LRDtheFeministDragon · 10/01/2014 13:16

Good luck! You'll be great.

I have second years. I'm looking foward to it. Smile

I will endeavour not to teach then P&P is Victorian, and we'll all be fine.

Ubik1 · 10/01/2014 13:16

Yes The Victorian Novel is different from a novel written in the Victorian period.

BuffytheReasonableFeminist · 10/01/2014 13:19

This reply has been deleted

Message withdrawn at poster's request.

LRDtheFeministDragon · 10/01/2014 13:20

Confused Why, ubik?

buffy - I've taught second year before. I liked it.

zipzap · 10/01/2014 13:21

I've challenged teachers in the past when I was at school and still do so now that the dc are at school, albeit eldest is only in Y4.

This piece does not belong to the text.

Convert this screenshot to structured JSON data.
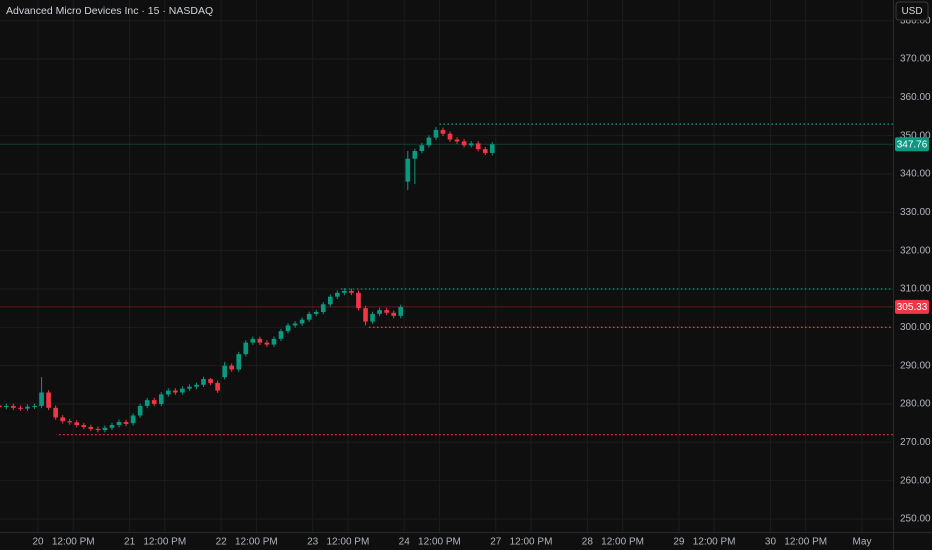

Worst example so far - last year ds1 had to do a big project on inventors and come up with his own invention, then draw it, explain it, the problem that it overcame, etc etc. The person they chose to give as an example - Einstein. Who was not an inventor but a theoretical physicist. (although I do now know thanks to MN that he does have one small patent to his name along with one other person, but it's a pretty minor thing).

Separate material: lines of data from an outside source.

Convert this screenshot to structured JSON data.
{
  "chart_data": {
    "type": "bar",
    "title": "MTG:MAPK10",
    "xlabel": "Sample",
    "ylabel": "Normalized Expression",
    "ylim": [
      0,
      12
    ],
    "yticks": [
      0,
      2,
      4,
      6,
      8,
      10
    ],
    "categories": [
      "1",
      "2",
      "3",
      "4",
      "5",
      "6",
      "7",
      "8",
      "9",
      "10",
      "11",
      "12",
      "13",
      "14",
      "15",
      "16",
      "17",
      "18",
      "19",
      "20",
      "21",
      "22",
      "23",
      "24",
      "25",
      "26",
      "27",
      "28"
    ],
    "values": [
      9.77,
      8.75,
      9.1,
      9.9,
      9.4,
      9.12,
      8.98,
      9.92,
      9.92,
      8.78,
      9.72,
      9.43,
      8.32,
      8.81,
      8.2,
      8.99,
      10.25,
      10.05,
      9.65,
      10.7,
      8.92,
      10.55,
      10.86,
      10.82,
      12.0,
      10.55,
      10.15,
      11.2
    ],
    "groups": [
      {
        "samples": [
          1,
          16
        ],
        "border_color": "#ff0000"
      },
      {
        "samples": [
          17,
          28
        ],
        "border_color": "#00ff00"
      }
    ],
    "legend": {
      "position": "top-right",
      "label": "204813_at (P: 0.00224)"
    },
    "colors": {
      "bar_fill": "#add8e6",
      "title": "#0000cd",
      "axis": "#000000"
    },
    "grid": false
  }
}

Worst part of it was that the teacher didn't really seem to see what the problem was when I asked her to clarify the homework and whether they wanted him to come up with an invention so not like Einstein. Or to come up with theoretical physics instead of an invention but be like Einstein. Doh! AngrySad And - that the homework had been set by the head of the year so all the teachers in the year would have seen it and despite them teaching inventing/inventors as their topic for that half term, none of them had picked up on it before the homework was issued.

LRDtheFeministDragon · 10/01/2014 13:26

Einstein is the most over-cited example of so many things. It annoys me.